As illustrated in FIG. 1, a temperature measuring device traditionally includes a temperature sensor 2 extended by an extension cable 3 making it possible to connect the temperature sensor to a measuring apparatus. The temperature sensor 2 traditionally includes a metal protective sheath 5 and a stop 6, mounted on the protective sheath 5 and adapted based on the targeted application.
The measuring apparatus 4 is intended to interpret the electrical signal supplied by the temperature sensor 2 and sent via the extension cable 3. This interpretation is an evaluation of the temperature to which the end of the temperature sensor is subjected.
Inside the protective sheath 5, the temperature sensor 2 traditionally includes a thermocouple 7 and a mineral insulator 8, traditionally made from alumina or magnesia, which allows the thermocouple to withstand environmental stresses, and in particular high temperatures.
As illustrated in FIG. 2, the thermocouple 7 is an assembly of first and second conductive wires 10 and 12, respectively, connected to one another and end to end at a hotspot 13. The difference in potential ΔU across the terminals of the first and second conductive wires depends on the difference between the temperature at the hotspot T1 and the temperature T0 across said terminals, according to the well-known Seebeck effect.
A temperature sensor with a thermocouple is in particular used in a heat engine unit, in which it is subject to temperatures comprised between −40° C. and 1200° C.
To manufacture a temperature sensor intended for such applications, the following steps are traditionally carried out:
First, a mineral insulated cable (MIC) 14 is manufactured.
A mineral insulated cable includes a metal protective sheath 5 and, inside the protective sheath 5, two thermocouple wires 10 and 12 made from a material suitable for forming a thermocouple, the two thermocouple wires being isolated from one another and from the protective sheath 5 using the mineral insulator 8 (FIG. 3a).
To form the junction between two thermocouple wires, or “hotspot” 13, a small amount of mineral insulator is removed from the ends of the cable, for example by sanding or scraping, typically over a depth of about 2 to 10 mm. At this so-called “distal” end, the two thermocouple wires thus emerge from the insulator, while being surrounded by the protective sheath 5 (FIG. 3b).

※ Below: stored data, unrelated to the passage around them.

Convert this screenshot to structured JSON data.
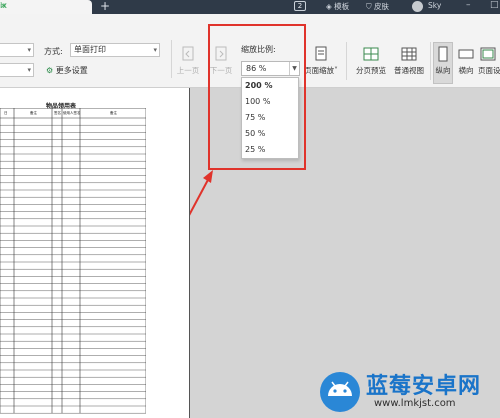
{
  "titlebar": {
    "tab_text": "ix",
    "tab_close": "×",
    "new_tab": "+",
    "badge": "2",
    "template_label": "模板",
    "skin_label": "皮肤",
    "user_name": "Sky",
    "minimize": "–",
    "maximize": "□"
  },
  "toolbar": {
    "method_label": "方式:",
    "method_value": "单面打印",
    "more_settings": "更多设置",
    "prev_page": "上一页",
    "next_page": "下一页",
    "zoom_title": "缩放比例:",
    "zoom_value": "86 %",
    "zoom_options": [
      "200 %",
      "100 %",
      "75 %",
      "50 %",
      "25 %"
    ],
    "page_zoom": "页面缩放",
    "page_preview": "分页预览",
    "normal_view": "普通视图",
    "portrait": "纵向",
    "landscape": "横向",
    "page_setup": "页面设"
  },
  "document": {
    "sheet_title": "物品领用表",
    "headers": [
      "日",
      "备注",
      "签名",
      "使用人签名",
      "备注"
    ]
  },
  "watermark": {
    "brand": "蓝莓安卓网",
    "url": "www.lmkjst.com"
  },
  "colors": {
    "highlight": "#e0332b",
    "brand_blue": "#1a74c9",
    "titlebar": "#2f3a48"
  }
}
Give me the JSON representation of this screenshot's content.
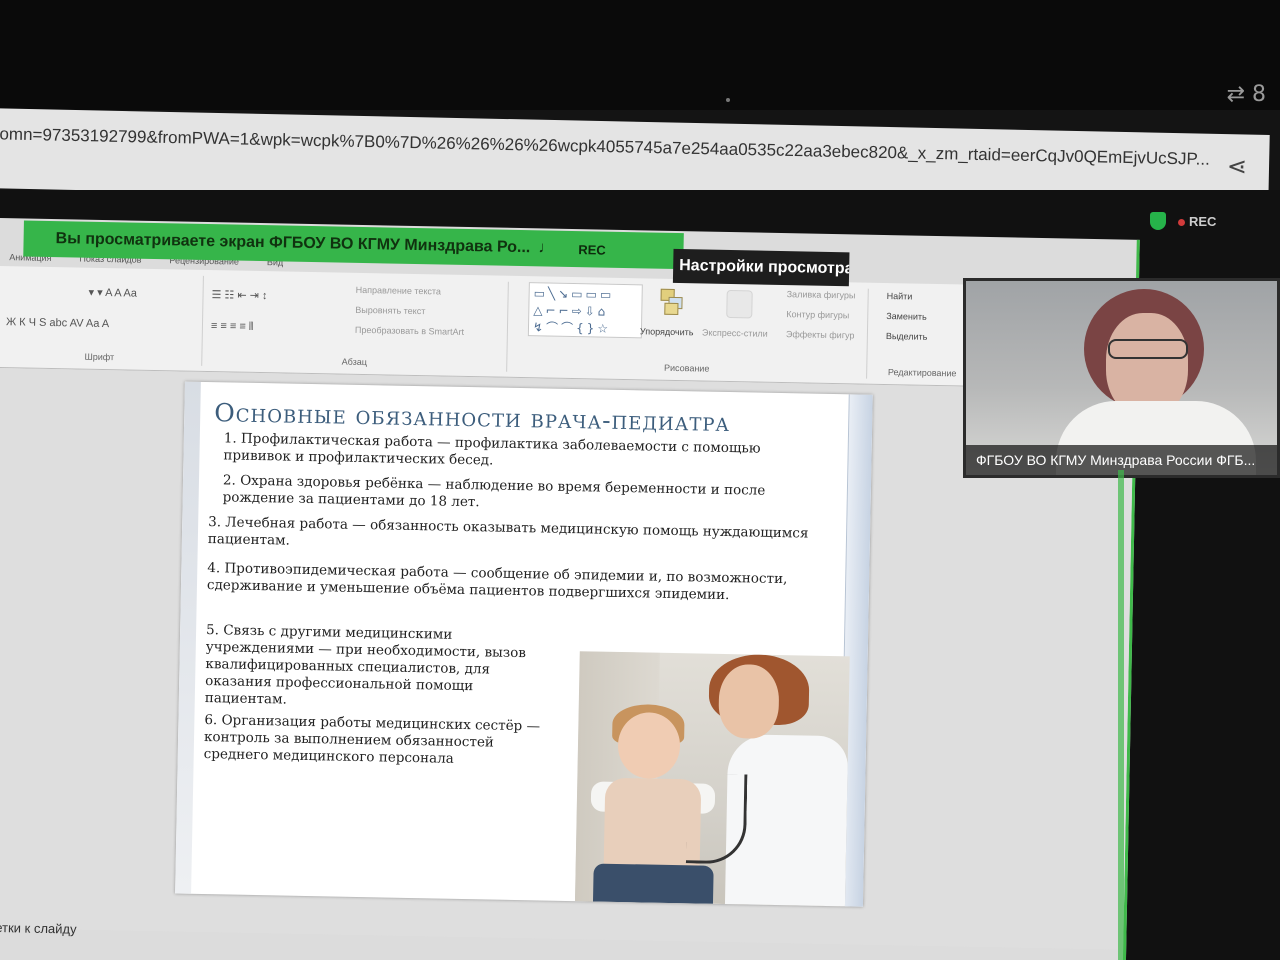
{
  "browser": {
    "status_icons": "⇄ 8",
    "url": "omn=97353192799&fromPWA=1&wpk=wcpk%7B0%7D%26%26%26%26wcpk4055745a7e254aa0535c22aa3ebec820&_x_zm_rtaid=eerCqJv0QEmEjvUcSJP..."
  },
  "zoom": {
    "share_banner": "Вы просматриваете экран  ФГБОУ ВО КГМУ Минздрава Ро...",
    "banner_rec": "REC",
    "view_settings": "Настройки просмотра",
    "top_rec": "REC",
    "webcam_label": "ФГБОУ ВО КГМУ Минздрава России ФГБ..."
  },
  "ribbon": {
    "tabs": [
      "Анимация",
      "Показ слайдов",
      "Рецензирование",
      "Вид"
    ],
    "font_group": "Шрифт",
    "paragraph_group": "Абзац",
    "drawing_group": "Рисование",
    "editing_group": "Редактирование",
    "text_direction": "Направление текста",
    "align_text": "Выровнять текст",
    "convert_smartart": "Преобразовать в SmartArt",
    "arrange": "Упорядочить",
    "quick_styles": "Экспресс-стили",
    "shape_fill": "Заливка фигуры",
    "shape_outline": "Контур фигуры",
    "shape_effects": "Эффекты фигур",
    "find": "Найти",
    "replace": "Заменить",
    "select": "Выделить",
    "font_row_1": "▾  ▾ A A  Aa",
    "font_row_2": "Ж  К  Ч  S  abc  AV  Aa  A"
  },
  "slide": {
    "title": "Основные обязанности врача-педиатра",
    "items": [
      "1.  Профилактическая работа — профилактика заболеваемости с помощью прививок и профилактических бесед.",
      "2.  Охрана здоровья ребёнка — наблюдение во время беременности и после рождение за пациентами до 18 лет.",
      "3.  Лечебная работа — обязанность оказывать медицинскую помощь нуждающимся пациентам.",
      "4. Противоэпидемическая работа — сообщение об эпидемии и, по возможности, сдерживание и уменьшение объёма пациентов подвергшихся эпидемии.",
      "5. Связь с другими медицинскими учреждениями — при необходимости, вызов квалифицированных специалистов, для оказания профессиональной помощи пациентам.",
      "6. Организация работы медицинских сестёр — контроль за выполнением обязанностей среднего медицинского персонала"
    ]
  },
  "notes_label": "метки к слайду"
}
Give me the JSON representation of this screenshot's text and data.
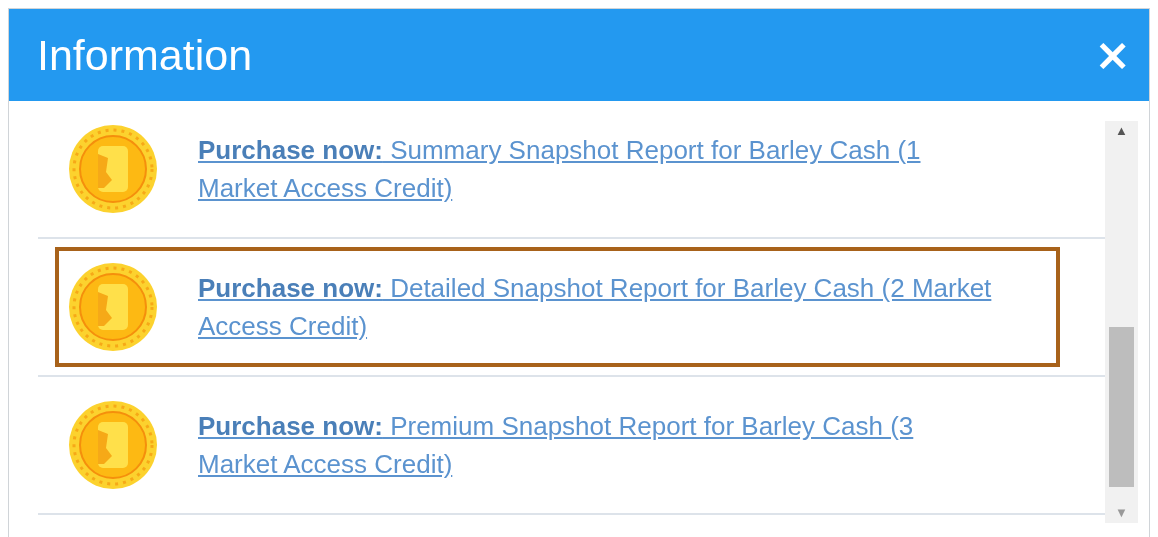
{
  "dialog": {
    "title": "Information",
    "close": "×"
  },
  "items": [
    {
      "text": "**Purchase now:** Summary Snapshot Report for Barley Cash (1 Market Access Credit)",
      "selected": false
    },
    {
      "text": "**Purchase now:** Detailed Snapshot Report for Barley Cash (2 Market Access Credit)",
      "selected": true
    },
    {
      "text": "**Purchase now:** Premium Snapshot Report for Barley Cash (3 Market Access Credit)",
      "selected": false
    }
  ],
  "scrollbar": {
    "up": "▲",
    "down": "▼"
  }
}
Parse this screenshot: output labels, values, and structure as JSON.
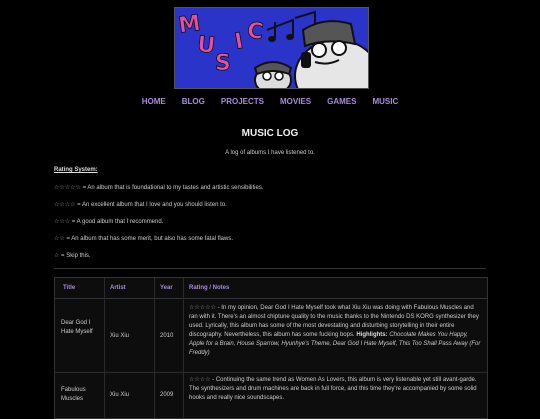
{
  "banner": {
    "text": "MUSIC",
    "alt": "Music banner"
  },
  "nav": [
    "HOME",
    "BLOG",
    "PROJECTS",
    "MOVIES",
    "GAMES",
    "MUSIC"
  ],
  "page": {
    "title": "MUSIC LOG",
    "intro": "A log of albums I have listened to."
  },
  "rating": {
    "title": "Rating System:",
    "items": [
      {
        "stars": "☆☆☆☆☆",
        "text": " = An album that is foundational to my tastes and artistic sensibilities."
      },
      {
        "stars": "☆☆☆☆",
        "text": " = An excellent album that I love and you should listen to."
      },
      {
        "stars": "☆☆☆",
        "text": " = A good album that I recommend."
      },
      {
        "stars": "☆☆",
        "text": " = An album that has some merit, but also has some fatal flaws."
      },
      {
        "stars": "☆",
        "text": " = Skip this."
      }
    ]
  },
  "table": {
    "headers": [
      "Title",
      "Artist",
      "Year",
      "Rating / Notes"
    ],
    "rows": [
      {
        "title": "Dear God I Hate Myself",
        "artist": "Xiu Xiu",
        "year": "2010",
        "stars": "☆☆☆☆☆",
        "notes": " - In my opinion, Dear God I Hate Myself took what Xiu Xiu was doing with Fabulous Muscles and ran with it. There's an almost chiptune quality to the music thanks to the Nintendo DS KORG synthesizer they used. Lyrically, this album has some of the most devestating and disturbing storytelling in their entire discography. Nevertheless, this album has some fucking bops.",
        "highlights_label": "Highlights:",
        "highlights": "Chocolate Makes You Happy, Apple for a Brain, House Sparrow, Hyunhye's Theme, Dear God I Hate Myself, This Too Shall Pass Away (For Freddy)"
      },
      {
        "title": "Fabulous Muscles",
        "artist": "Xiu Xiu",
        "year": "2009",
        "stars": "☆☆☆☆",
        "notes": " - Continuing the same trend as Women As Lovers, this album is very listenable yet still avant-garde. The synthesizers and drum machines are back in full force, and this time they're accompanied by some solid hooks and really nice soundscapes."
      }
    ]
  }
}
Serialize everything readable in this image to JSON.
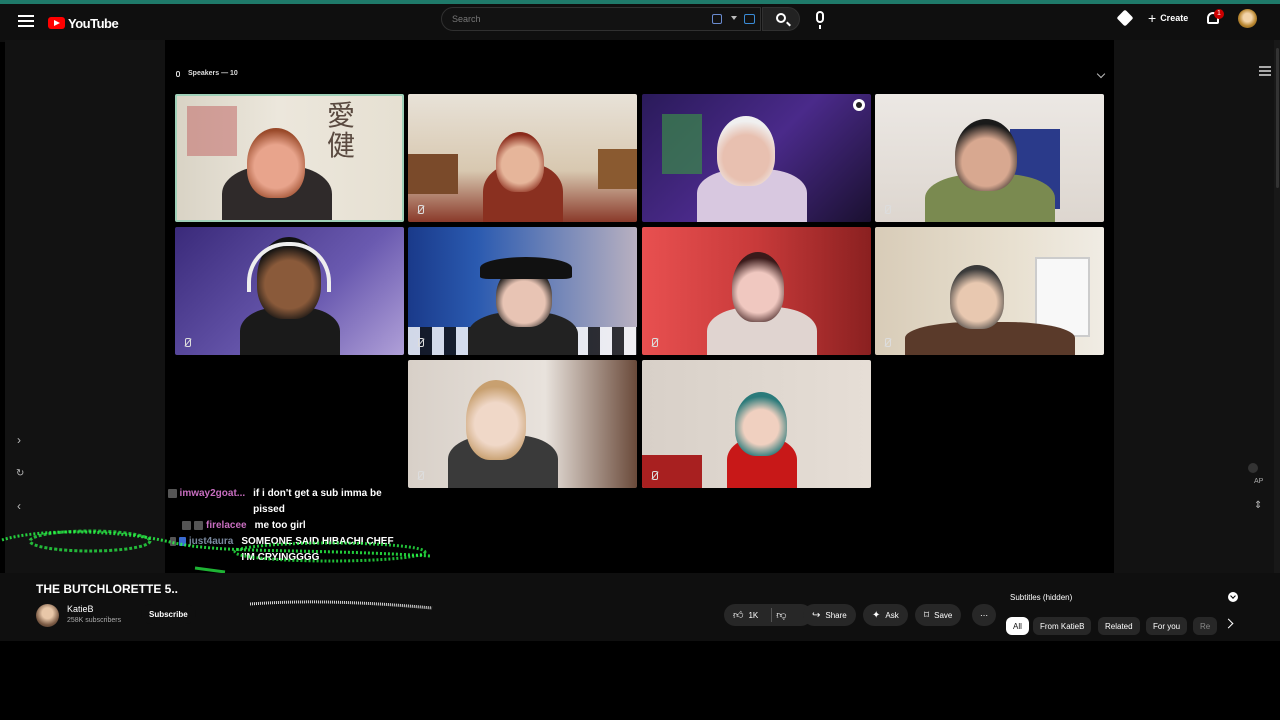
{
  "header": {
    "logo_text": "YouTube",
    "search_placeholder": "Search",
    "create_label": "Create",
    "notification_count": "1"
  },
  "stage": {
    "speakers_label": "Speakers — 10"
  },
  "chat": [
    {
      "user": "imway2goat...",
      "message": "if i don't get a sub imma be pissed"
    },
    {
      "user": "firelacee",
      "message": "me too girl"
    },
    {
      "user": "just4aura",
      "message": "SOMEONE SAID HIBACHI CHEF I'M CRYINGGGG"
    }
  ],
  "video": {
    "title": "THE BUTCHLORETTE 5..",
    "channel_name": "KatieB",
    "subscribers": "258K subscribers",
    "subscribe_label": "Subscribe",
    "like_count": "1K",
    "share_label": "Share",
    "ask_label": "Ask",
    "save_label": "Save"
  },
  "side_panel": {
    "subtitles_label": "Subtitles (hidden)",
    "autoplay_label": "AP",
    "chips": [
      "All",
      "From KatieB",
      "Related",
      "For you",
      "Re"
    ]
  },
  "colors": {
    "brand_red": "#ff0000",
    "chat_username": "#c86ec0",
    "glitch_green": "#2bff4a"
  }
}
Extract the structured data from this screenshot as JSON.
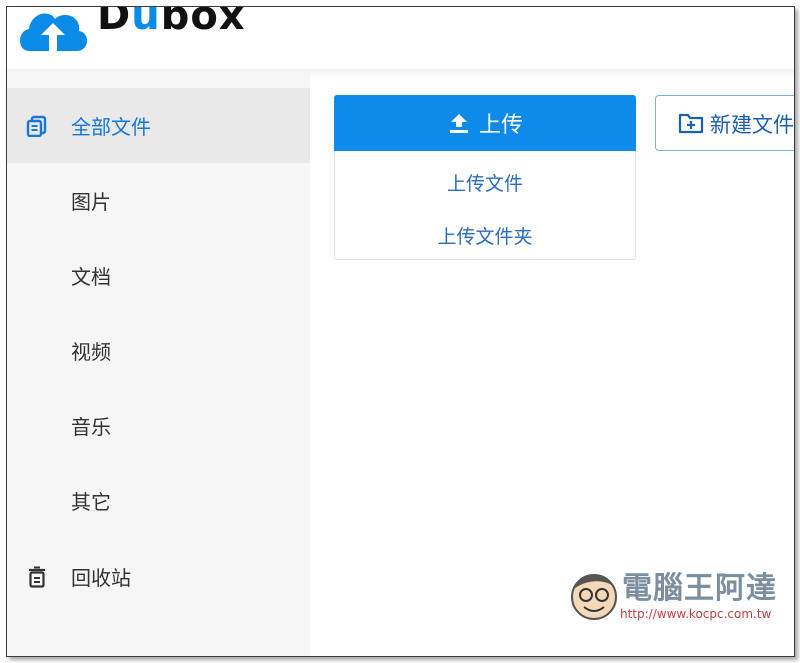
{
  "app": {
    "logo_text_prefix": "D",
    "logo_text_accent": "u",
    "logo_text_suffix": "box"
  },
  "sidebar": {
    "items": [
      {
        "label": "全部文件",
        "icon": "files-icon",
        "active": true
      },
      {
        "label": "图片",
        "icon": null,
        "active": false
      },
      {
        "label": "文档",
        "icon": null,
        "active": false
      },
      {
        "label": "视频",
        "icon": null,
        "active": false
      },
      {
        "label": "音乐",
        "icon": null,
        "active": false
      },
      {
        "label": "其它",
        "icon": null,
        "active": false
      },
      {
        "label": "回收站",
        "icon": "trash-icon",
        "active": false
      }
    ]
  },
  "toolbar": {
    "upload_label": "上传",
    "upload_menu": [
      "上传文件",
      "上传文件夹"
    ],
    "new_folder_label": "新建文件"
  },
  "watermark": {
    "title": "電腦王阿達",
    "url": "http://www.kocpc.com.tw"
  },
  "colors": {
    "accent": "#0e8bea",
    "active_text": "#1677d9",
    "sidebar_bg": "#f6f6f6",
    "active_bg": "#e9e9e9"
  }
}
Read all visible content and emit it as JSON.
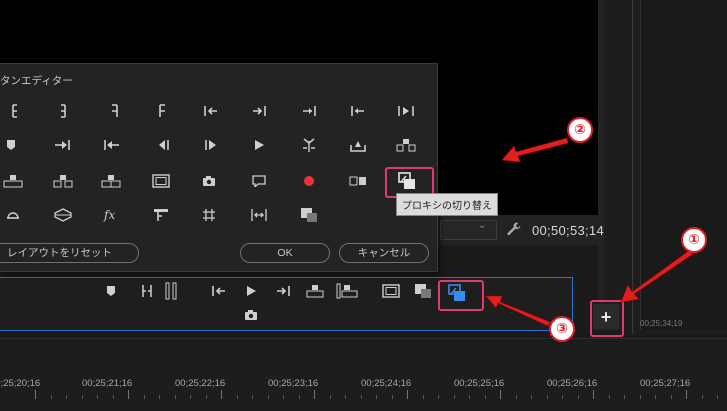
{
  "dialog": {
    "title": "タンエディター",
    "reset_label": "レイアウトをリセット",
    "ok_label": "OK",
    "cancel_label": "キャンセル",
    "tooltip": "プロキシの切り替え"
  },
  "monitor": {
    "timecode": "00;50;53;14",
    "right_panel_time": "00;25;34;19"
  },
  "plus_label": "+",
  "markers": {
    "one": "①",
    "two": "②",
    "three": "③"
  },
  "ruler": {
    "labels": [
      "00;25;20;16",
      "00;25;21;16",
      "00;25;22;16",
      "00;25;23;16",
      "00;25;24;16",
      "00;25;25;16",
      "00;25;26;16",
      "00;25;27;16"
    ]
  },
  "dialog_buttons": [
    "mark-in",
    "mark-out",
    "mark-clip",
    "add-marker",
    "go-to-in",
    "go-to-out",
    "go-to-next-edit",
    "go-to-previous-edit",
    "play-in-to-out",
    "marker",
    "step-forward",
    "step-back",
    "step-back-frame",
    "play-stop",
    "play",
    "trim-monitor",
    "export-frame",
    "lift",
    "extract",
    "insert",
    "overwrite",
    "safe-margins",
    "camera",
    "comparison-view",
    "record",
    "multi-camera",
    "proxy-toggle",
    "loop",
    "vr-video",
    "fx",
    "lumetri",
    "grid",
    "fit",
    "overlay"
  ],
  "bar_buttons": [
    "marker",
    "mark-in-out",
    "mark-clip",
    "go-to-in",
    "play",
    "go-to-out",
    "insert",
    "overwrite",
    "safe-margins",
    "comparison-view",
    "proxy-toggle",
    "camera"
  ],
  "colors": {
    "accent": "#2f6fd0",
    "highlight": "#e23a6a",
    "record": "#e8343b"
  }
}
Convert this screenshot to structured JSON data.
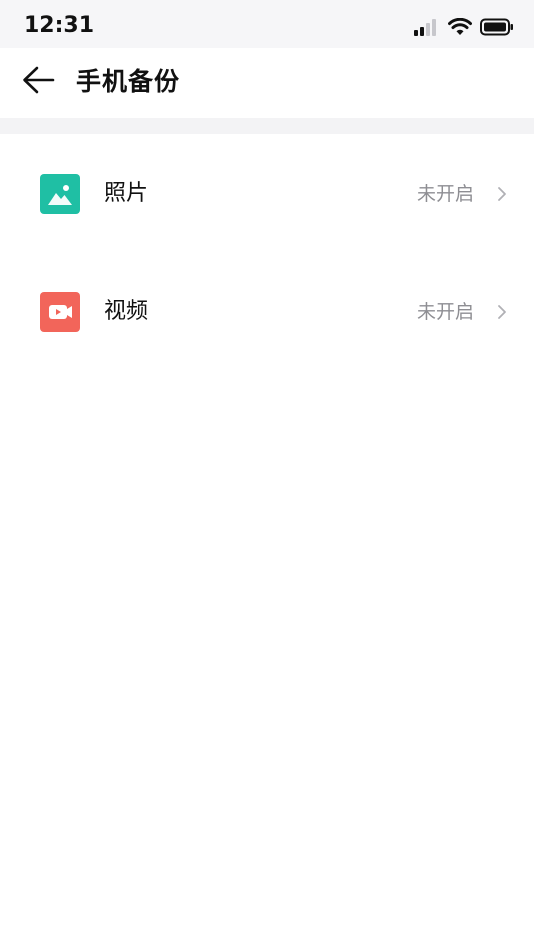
{
  "status_bar": {
    "time": "12:31",
    "icons": [
      "cellular-signal-icon",
      "wifi-icon",
      "battery-icon"
    ]
  },
  "header": {
    "back_icon": "arrow-left-icon",
    "title": "手机备份"
  },
  "backup_items": [
    {
      "label": "照片",
      "status": "未开启",
      "icon": "photo-icon",
      "icon_color": "#1fbfa4"
    },
    {
      "label": "视频",
      "status": "未开启",
      "icon": "video-icon",
      "icon_color": "#f2655a"
    }
  ],
  "colors": {
    "status_text": "#8e8e93",
    "background": "#ffffff",
    "separator_band": "#f3f3f5"
  }
}
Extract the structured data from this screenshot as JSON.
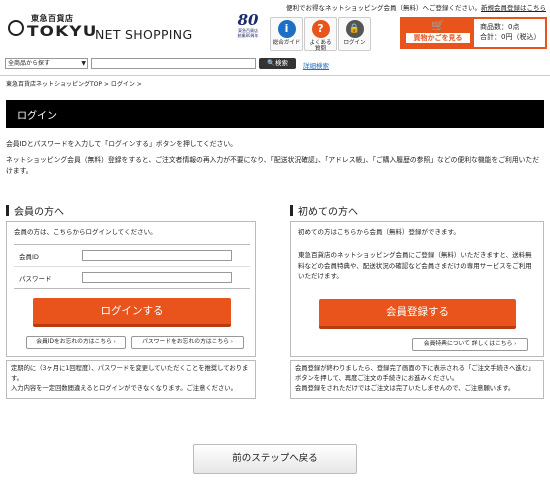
{
  "header": {
    "notice_prefix": "便利でお得なネットショッピング会員（無料）へご登録ください。",
    "notice_link": "新規会員登録はこちら",
    "logo_kanji": "東急百貨店",
    "logo_tokyu": "TOKYU",
    "logo_ns": "NET SHOPPING",
    "anniv_num": "80",
    "anniv_sub": "東急百貨店\n創業80周年",
    "buttons": [
      {
        "label": "総合ガイド",
        "icon": "info-icon",
        "glyph": "i"
      },
      {
        "label": "よくある\n質問",
        "icon": "question-icon",
        "glyph": "?"
      },
      {
        "label": "ログイン",
        "icon": "lock-icon",
        "glyph": "🔒"
      }
    ],
    "cart_label": "買物かごを見る",
    "cart_count": "商品数：0点",
    "cart_total": "合計：0円（税込）"
  },
  "search": {
    "category": "全商品から探す",
    "button": "検索",
    "advanced": "詳細検索"
  },
  "breadcrumb": "東急百貨店ネットショッピングTOP > ログイン >",
  "page_title": "ログイン",
  "desc1": "会員IDとパスワードを入力して「ログインする」ボタンを押してください。",
  "desc2": "ネットショッピング会員（無料）登録をすると、ご注文者情報の再入力が不要になり、「配送状況確認」、「アドレス帳」、「ご購入履歴の参照」などの便利な機能をご利用いただけます。",
  "member": {
    "heading": "会員の方へ",
    "intro": "会員の方は、こちらからログインしてください。",
    "id_label": "会員ID",
    "pw_label": "パスワード",
    "login_button": "ログインする",
    "forgot_id": "会員IDをお忘れの方はこちら",
    "forgot_pw": "パスワードをお忘れの方はこちら",
    "notice1": "定期的に（3ヶ月に1回程度）、パスワードを変更していただくことを推奨しております。",
    "notice2": "入力内容を一定回数間違えるとログインができなくなります。ご注意ください。"
  },
  "newbie": {
    "heading": "初めての方へ",
    "intro": "初めての方はこちらから会員（無料）登録ができます。",
    "body": "東急百貨店のネットショッピング会員にご登録（無料）いただきますと、送料無料などの会員特典や、配送状況の確認など会員さまだけの専用サービスをご利用いただけます。",
    "register_button": "会員登録する",
    "perks_button": "会員特典について 詳しくはこちら",
    "notice1": "会員登録が終わりましたら、登録完了画面の下に表示される「ご注文手続きへ進む」ボタンを押して、再度ご注文の手続きにお進みください。",
    "notice2": "会員登録をされただけではご注文は完了いたしませんので、ご注意願います。"
  },
  "back_button": "前のステップへ戻る"
}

The two ends of the thermocouple wires thus freed are brought mechanically closer until coming into contact with one another, then are connected, for example by electric welding (FIG. 3c).
The hollowed end of the protective sheath can next optionally be filled with insulating material, identical to or different from the insulating material of the mineral insulated cable. The protective sheath is next closed (arrows of FIG. 3c) so as to protect the thermocouple, for example by electric welding (FIG. 3d).
Furthermore, after closing the protective sheath 5 or before cutting the mineral insulated cable, a throat 15 is traditionally produced at the distal end of the protective sheath 5, traditionally by wire drawing or hammering. The throat traditionally makes it possible to improve the response time of the temperature sensor without substantially affecting its ability to withstand vibrations.
Such a manufacturing method is difficult to automate and currently involves delicate manual operations.
There is therefore a need for a solution making it possible to facilitate the automation of the manufacture of a temperature sensor with thermocouple.
One aim of the invention is to meet this need.